Offer free financial advice to low-income hospital patients.
Everyone knows that a balanced diet and regular exercise contribute to good health, and that smoking and excessive use of alcohol or drugs can lead to disease. But there’s another crucial – and often overlooked – factor that affects a person’s health: income. Dr. Andrew Pinto, a professor of medicine, says studies show that income is one of the most important social determinants of health, along with education.

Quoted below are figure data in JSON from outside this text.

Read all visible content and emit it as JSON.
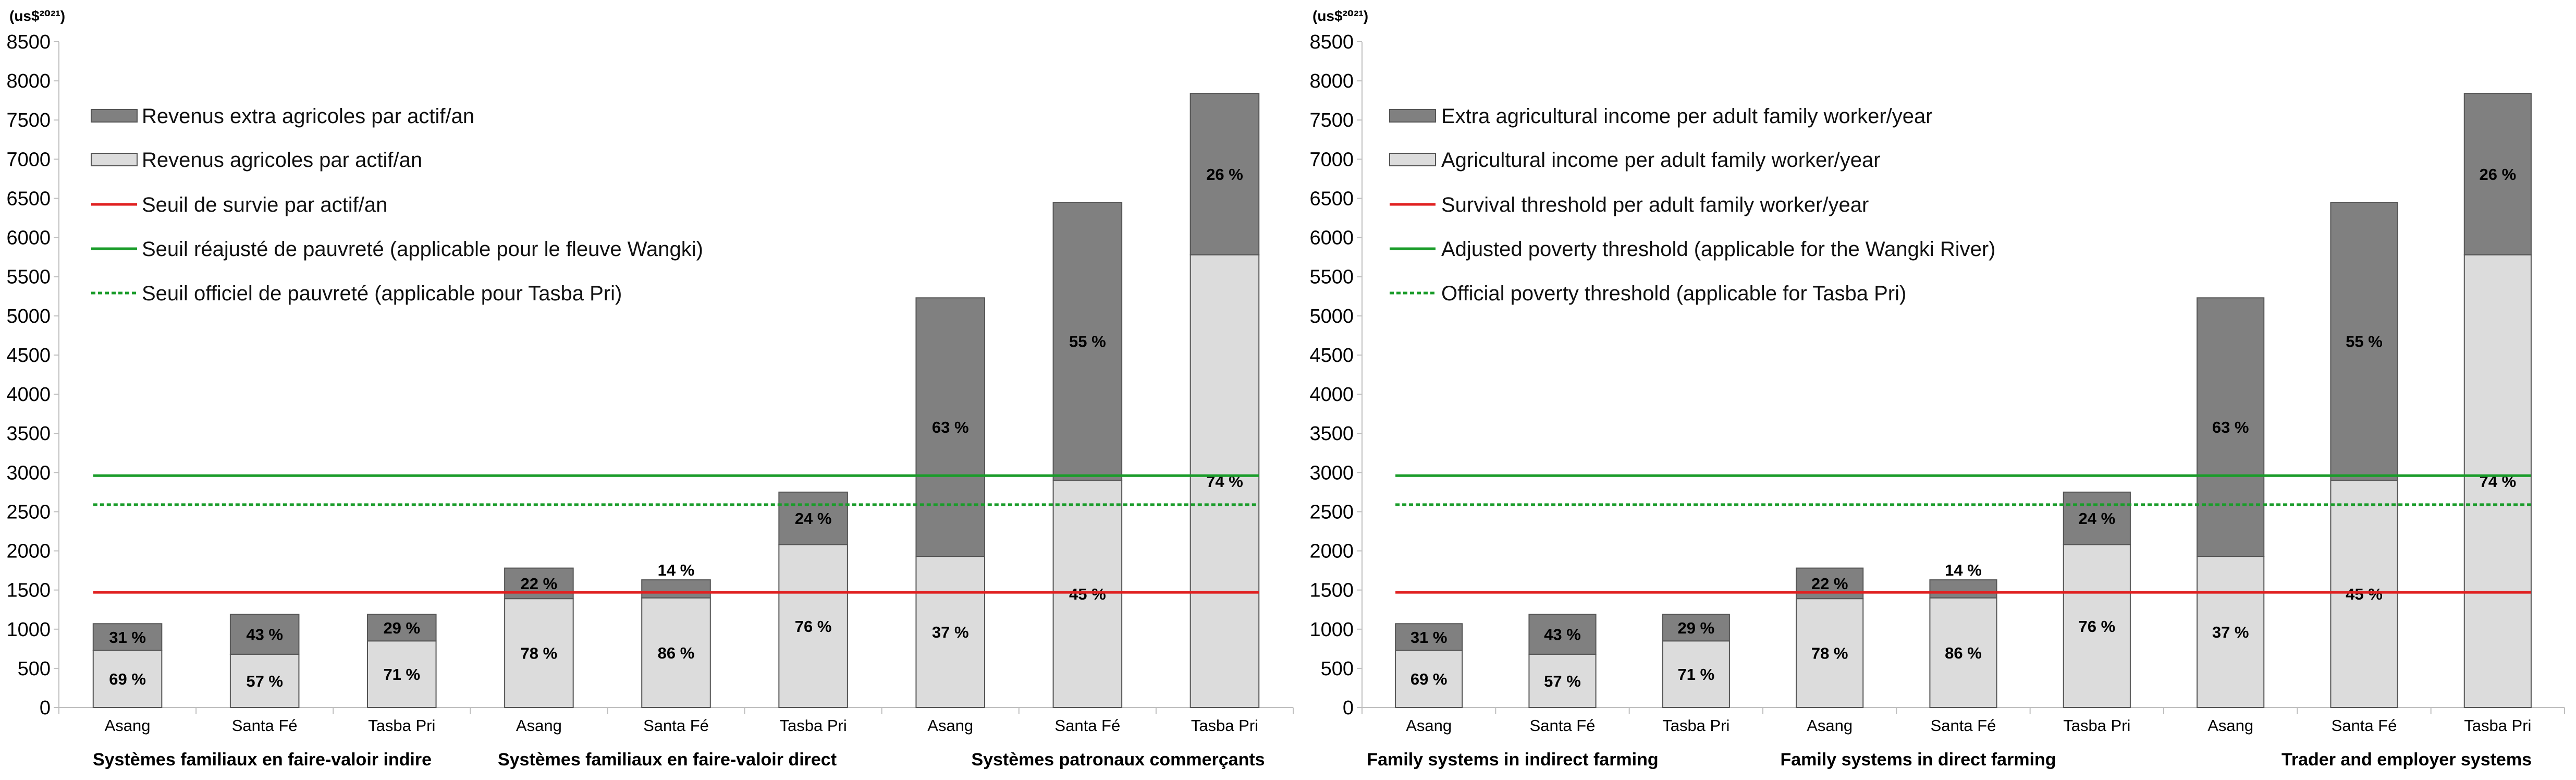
{
  "chart_data": [
    {
      "type": "bar",
      "stacked": true,
      "unit_label": "(us$²⁰²¹)",
      "ylim": [
        0,
        8500
      ],
      "yticks": [
        0,
        500,
        1000,
        1500,
        2000,
        2500,
        3000,
        3500,
        4000,
        4500,
        5000,
        5500,
        6000,
        6500,
        7000,
        7500,
        8000,
        8500
      ],
      "grid": false,
      "legend_position": "top-left",
      "categories": [
        "Asang",
        "Santa Fé",
        "Tasba Pri",
        "Asang",
        "Santa Fé",
        "Tasba Pri",
        "Asang",
        "Santa Fé",
        "Tasba Pri"
      ],
      "groups": [
        {
          "label": "Systèmes familiaux en faire-valoir indire",
          "categories": [
            "Asang",
            "Santa Fé",
            "Tasba Pri"
          ]
        },
        {
          "label": "Systèmes familiaux en faire-valoir direct",
          "categories": [
            "Asang",
            "Santa Fé",
            "Tasba Pri"
          ]
        },
        {
          "label": "Systèmes patronaux commerçants",
          "categories": [
            "Asang",
            "Santa Fé",
            "Tasba Pri"
          ]
        }
      ],
      "series": [
        {
          "name": "Revenus agricoles par actif/an",
          "color": "#dcdcdc",
          "values": [
            730,
            680,
            850,
            1390,
            1400,
            2080,
            1930,
            2900,
            5780
          ],
          "labels": [
            "69 %",
            "57 %",
            "71 %",
            "78 %",
            "86 %",
            "76 %",
            "37 %",
            "45 %",
            "74 %"
          ]
        },
        {
          "name": "Revenus extra agricoles par actif/an",
          "color": "#808080",
          "values": [
            340,
            510,
            340,
            390,
            230,
            670,
            3300,
            3550,
            2060
          ],
          "labels": [
            "31 %",
            "43 %",
            "29 %",
            "22 %",
            "14 %",
            "24 %",
            "63 %",
            "55 %",
            "26 %"
          ]
        }
      ],
      "lines": [
        {
          "name": "Seuil de survie par actif/an",
          "value": 1470,
          "color": "#e02020",
          "style": "solid"
        },
        {
          "name": "Seuil réajusté de pauvreté (applicable pour le fleuve Wangki)",
          "value": 2960,
          "color": "#1a9c2a",
          "style": "solid"
        },
        {
          "name": "Seuil officiel de pauvreté (applicable pour Tasba Pri)",
          "value": 2590,
          "color": "#1a9c2a",
          "style": "dotted"
        }
      ]
    },
    {
      "type": "bar",
      "stacked": true,
      "unit_label": "(us$²⁰²¹)",
      "ylim": [
        0,
        8500
      ],
      "yticks": [
        0,
        500,
        1000,
        1500,
        2000,
        2500,
        3000,
        3500,
        4000,
        4500,
        5000,
        5500,
        6000,
        6500,
        7000,
        7500,
        8000,
        8500
      ],
      "grid": false,
      "legend_position": "top-left",
      "categories": [
        "Asang",
        "Santa Fé",
        "Tasba Pri",
        "Asang",
        "Santa Fé",
        "Tasba Pri",
        "Asang",
        "Santa Fé",
        "Tasba Pri"
      ],
      "groups": [
        {
          "label": "Family systems in indirect farming",
          "categories": [
            "Asang",
            "Santa Fé",
            "Tasba Pri"
          ]
        },
        {
          "label": "Family systems in direct farming",
          "categories": [
            "Asang",
            "Santa Fé",
            "Tasba Pri"
          ]
        },
        {
          "label": "Trader and employer systems",
          "categories": [
            "Asang",
            "Santa Fé",
            "Tasba Pri"
          ]
        }
      ],
      "series": [
        {
          "name": "Agricultural income per adult family worker/year",
          "color": "#dcdcdc",
          "values": [
            730,
            680,
            850,
            1390,
            1400,
            2080,
            1930,
            2900,
            5780
          ],
          "labels": [
            "69 %",
            "57 %",
            "71 %",
            "78 %",
            "86 %",
            "76 %",
            "37 %",
            "45 %",
            "74 %"
          ]
        },
        {
          "name": "Extra agricultural income per adult family worker/year",
          "color": "#808080",
          "values": [
            340,
            510,
            340,
            390,
            230,
            670,
            3300,
            3550,
            2060
          ],
          "labels": [
            "31 %",
            "43 %",
            "29 %",
            "22 %",
            "14 %",
            "24 %",
            "63 %",
            "55 %",
            "26 %"
          ]
        }
      ],
      "lines": [
        {
          "name": "Survival threshold per adult family worker/year",
          "value": 1470,
          "color": "#e02020",
          "style": "solid"
        },
        {
          "name": "Adjusted poverty threshold (applicable for the Wangki River)",
          "value": 2960,
          "color": "#1a9c2a",
          "style": "solid"
        },
        {
          "name": "Official poverty threshold (applicable for Tasba Pri)",
          "value": 2590,
          "color": "#1a9c2a",
          "style": "dotted"
        }
      ]
    }
  ]
}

Last year, Pinto, who is also a physician and scientist at St. Michael’s Hospital in downtown Toronto, became involved in a pilot project, possibly the first of its kind in North America, to help low-income patients improve their financial situation. Patients selected for the program are referred to a specialist within the hospital’s family health team who provides tailored advice designed to boost patients’ incomes and reduce their expenses. The assistance can be as simple as showing the person how to do their taxes or formulating a monthly budget. Or it can be more complex, such as identifying skills-training or grant programs the patient could apply to. “Addressing this key factor – income – could lead to better health through improved diet, more stable housing and a reduction in stress,” says Pinto.